This blog is officially "retired," but my other blog,
"The Lair of the Silver Fox," is still open for business!

Tuesday, November 4, 2008

A Fairly Brief and Totally NON-Political Post

From time to time over the last thirty years or so, I've set up at local flea markets to make extra cash or, failing that, simply to clean out my damned apartment once in a while. (Remember the government warehouse in the final scene of "Raiders of the Lost Ark?" Well, my apartment often looks like that, except that most of the boxes are made of cardboard, and not wood.)

A little over two years ago was one of those times. In with all of my other varied saleable stock were five radically different shrunken heads. Umm... actually, I should say shrunken head replicas. These ranged from a cheap ($5.95) plastic one -- the kind that a lot of teenagers and/or hot-rodders used to hang from their cars' rear-view mirrors back in the 1950s & 1960s -- all the way up to an uncomfortably-real-looking beauty made of goatskin (price tag, $65.00). The goatskin heads -- I had another, smaller one for $35.00 -- were quite the attention-getters, drawing several extra potential customers to my stand. In fact, I almost regretted eventully selling them.

One day, a gentleman entered my area and stood there for a moment, studying the $65.00 goatskin head, and a realistic-looking latex head which was marked $20.00. He suddenly spoke aloud, more to himself than to me, I think.

"They never had real shrunken heads," he proclaimed confidently.

I try never to argue with a customer, but Mr. Know-It-All (me) typically couldn't keep his mouth shut, so out came "Umm, actually... they did."

"You can't shrink a human skull!" he scoffed. (Yup, he actually "scoffed." Would I lie to you?)

He was right about that part, I admitted. You can't shrink a human skull. I sure as hell can't, anyway.

However, I then proceeded to explain in rather macabre detail how the flesh was stripped from the decapitated head, and followed up by explaining the steps taken to shrink the skin and prepare the shrunken head for display.

It was about two minutes into my learned recitation that I realized that the gent was staring at me in a way that nearly screamed "And why the hell do you even know this crap, anyway?"

Drawbacks of being "The god of Trivia" -- small "G," keeps me humble -- I suppose.

Not sure what my exact point was in telling you that story, really. But I'll bet it took your mind off the doggone election for a minute or two, didn't it?

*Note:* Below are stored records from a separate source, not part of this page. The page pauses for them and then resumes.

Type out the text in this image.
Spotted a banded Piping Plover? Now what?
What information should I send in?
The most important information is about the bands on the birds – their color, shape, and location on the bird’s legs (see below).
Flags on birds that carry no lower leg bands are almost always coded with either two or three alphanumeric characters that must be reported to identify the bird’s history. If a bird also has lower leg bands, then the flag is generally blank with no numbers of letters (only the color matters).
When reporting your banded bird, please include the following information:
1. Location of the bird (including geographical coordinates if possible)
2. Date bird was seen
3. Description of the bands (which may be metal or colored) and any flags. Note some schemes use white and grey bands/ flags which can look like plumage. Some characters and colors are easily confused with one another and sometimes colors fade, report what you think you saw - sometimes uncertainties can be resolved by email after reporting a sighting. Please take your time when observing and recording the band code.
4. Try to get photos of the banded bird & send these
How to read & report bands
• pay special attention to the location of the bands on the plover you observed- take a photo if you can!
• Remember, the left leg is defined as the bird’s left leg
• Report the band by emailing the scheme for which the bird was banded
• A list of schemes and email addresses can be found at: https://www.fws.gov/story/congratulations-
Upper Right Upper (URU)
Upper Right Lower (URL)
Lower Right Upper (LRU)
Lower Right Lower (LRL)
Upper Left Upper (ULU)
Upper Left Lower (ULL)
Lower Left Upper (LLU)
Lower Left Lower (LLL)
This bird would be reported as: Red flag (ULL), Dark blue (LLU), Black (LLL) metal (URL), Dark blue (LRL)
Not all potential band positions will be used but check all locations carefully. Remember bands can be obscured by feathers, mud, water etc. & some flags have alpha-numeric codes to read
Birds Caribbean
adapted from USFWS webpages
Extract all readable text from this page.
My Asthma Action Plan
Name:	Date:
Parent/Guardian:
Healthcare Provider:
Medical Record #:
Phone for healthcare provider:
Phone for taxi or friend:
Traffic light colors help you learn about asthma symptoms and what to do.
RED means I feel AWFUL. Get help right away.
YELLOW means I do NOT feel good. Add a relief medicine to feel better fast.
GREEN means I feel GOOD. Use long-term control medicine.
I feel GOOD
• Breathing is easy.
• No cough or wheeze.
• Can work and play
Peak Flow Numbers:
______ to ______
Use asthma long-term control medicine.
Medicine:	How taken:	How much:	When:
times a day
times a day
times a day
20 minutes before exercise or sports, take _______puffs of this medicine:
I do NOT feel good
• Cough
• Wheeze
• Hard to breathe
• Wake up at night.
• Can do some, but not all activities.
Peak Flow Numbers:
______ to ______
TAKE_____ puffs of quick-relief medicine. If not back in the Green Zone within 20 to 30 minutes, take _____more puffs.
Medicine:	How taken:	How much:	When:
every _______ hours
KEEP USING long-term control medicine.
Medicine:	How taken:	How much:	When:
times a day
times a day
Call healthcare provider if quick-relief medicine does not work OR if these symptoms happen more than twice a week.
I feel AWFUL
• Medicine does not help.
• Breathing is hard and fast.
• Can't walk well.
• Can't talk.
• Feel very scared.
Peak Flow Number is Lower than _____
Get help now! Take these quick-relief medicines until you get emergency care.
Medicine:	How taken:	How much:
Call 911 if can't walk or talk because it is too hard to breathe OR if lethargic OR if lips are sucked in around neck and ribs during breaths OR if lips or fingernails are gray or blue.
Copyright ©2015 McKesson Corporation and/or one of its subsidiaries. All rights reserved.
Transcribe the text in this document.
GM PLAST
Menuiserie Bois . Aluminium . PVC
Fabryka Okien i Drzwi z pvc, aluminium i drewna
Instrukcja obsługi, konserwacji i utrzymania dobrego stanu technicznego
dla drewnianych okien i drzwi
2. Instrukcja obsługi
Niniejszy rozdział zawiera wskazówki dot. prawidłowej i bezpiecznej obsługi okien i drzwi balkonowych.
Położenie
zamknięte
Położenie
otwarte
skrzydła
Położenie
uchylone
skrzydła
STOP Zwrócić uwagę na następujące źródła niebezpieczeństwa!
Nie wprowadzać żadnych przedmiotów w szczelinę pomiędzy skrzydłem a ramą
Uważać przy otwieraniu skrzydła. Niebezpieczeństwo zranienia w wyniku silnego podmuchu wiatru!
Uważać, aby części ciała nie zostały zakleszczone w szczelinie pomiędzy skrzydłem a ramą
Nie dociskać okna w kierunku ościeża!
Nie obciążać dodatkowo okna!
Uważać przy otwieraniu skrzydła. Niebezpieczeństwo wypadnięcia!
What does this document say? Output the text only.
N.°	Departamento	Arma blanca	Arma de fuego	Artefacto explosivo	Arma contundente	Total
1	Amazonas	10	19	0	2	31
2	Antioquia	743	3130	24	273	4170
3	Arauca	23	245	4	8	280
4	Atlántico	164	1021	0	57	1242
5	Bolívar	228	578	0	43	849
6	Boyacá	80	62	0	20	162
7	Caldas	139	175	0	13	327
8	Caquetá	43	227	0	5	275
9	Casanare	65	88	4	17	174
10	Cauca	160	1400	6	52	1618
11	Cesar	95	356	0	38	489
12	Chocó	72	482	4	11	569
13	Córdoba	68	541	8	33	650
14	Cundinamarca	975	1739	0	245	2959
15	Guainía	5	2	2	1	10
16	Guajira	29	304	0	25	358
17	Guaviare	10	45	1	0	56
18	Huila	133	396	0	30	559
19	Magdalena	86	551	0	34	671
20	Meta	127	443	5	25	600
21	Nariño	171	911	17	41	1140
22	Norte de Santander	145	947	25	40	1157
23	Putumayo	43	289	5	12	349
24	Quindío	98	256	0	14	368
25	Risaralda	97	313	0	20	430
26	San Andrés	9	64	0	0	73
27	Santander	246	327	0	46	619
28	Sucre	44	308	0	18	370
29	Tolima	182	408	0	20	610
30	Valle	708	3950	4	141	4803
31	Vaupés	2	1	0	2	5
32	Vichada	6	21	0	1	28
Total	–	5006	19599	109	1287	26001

Hm. "Doggone?" Damn. Slipping into that darned Palinese again...

I was going to insert a perverted joke here about
"a little head," but I resisted the temptation.
Oh, crap...

Thanks for your time.

P.S. ~~
I told you so!


  1. You lied.

    There are some (is some??) politics right at the very end.

    Didn't think we'd notice, huh.

  2. This is a funny story. Are there real ones? I guess I somehow believed there were w/o giving much thought to it.

    Favorite shrunken head moment?

    the near-to-the-end scene in & of "Beetlejuice".

  3. Yep, there are real ones. If you wanted to buy one -- Don't get caught! -- it'd run you somewhere around $10,000, I believe.

  4. lol As a person who admits that I have tons of completely useless information stored in my brain, I can relate to this incident. As a psych student who has a thing for serial killers and other total fucking weirdos, I am often the first person to be able to spout off all you need to know about such delightful individuals as Charles Manson and Eddie Gein. And yeah, when you know alot about serial killers the minds of others never go to the pure interest of a psych student...oh no. They think you are studying for the Serial Killer Academy or something.